The New York Times ran an interesting opinion piece last week (forgive the lateness of this entry, but it was Thanksgiving!) about the need for more conservative or formal dress codes for medical students. The author, Dr. Erin Marcus, is an assistant professor at the University of Miami's medical school. She noted numerous examples of students dressing in a way that, in her view, undermined their ability to do their job and to be taken seriously by patients, colleagues, professors, board examiners, malpractice lawyers, the general population, etc. (you name the demographic, it was there).
Fair enough -- I can imagine that it's sometimes difficult to get patients (not to mention the other constituencies included in Marcus's article) to take medical students and relatively inexperienced residents seriously. The problem? Marcus's main issue seems to be with women students -- with the exception of one brief aside about a male doctor showing up unshaven one day, the remainder of the article zeroes in on women medical students, and their hair, shoes, cleavage, skirt length, and midriffs.

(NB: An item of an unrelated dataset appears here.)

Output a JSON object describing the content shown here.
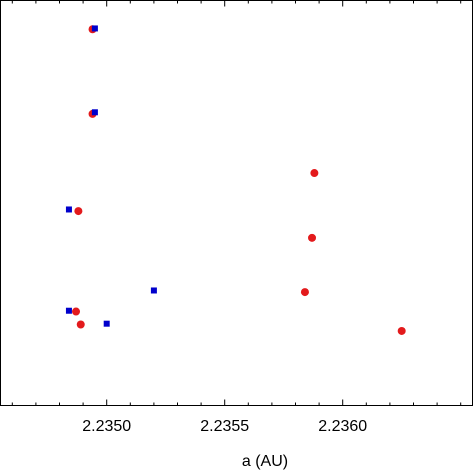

The problem with this categorization from a Title IX perspective is something that Marcus herself raises: "research has also found that physician clothing can influence scores on board certification oral exams, in which a senior doctor assesses a younger doctor’s medical knowledge." If the perception by senior doctors that younger doctors are less qualified because of the way they dress, and the main detriment is suffered by women medical students and doctors, there's a real problem with disparate treatment and gender stereotyping that needs to be addressed.
Marcus was clearly trying to be helpful to medical students in telling them that wearing more formal or conservative clothes might be beneficial to them in the long run in terms of getting jobs, making patients comfortable around them and passing exams. No doubt there's a lot of value to her observations. The problem is when the message is being sent pretty much only to women.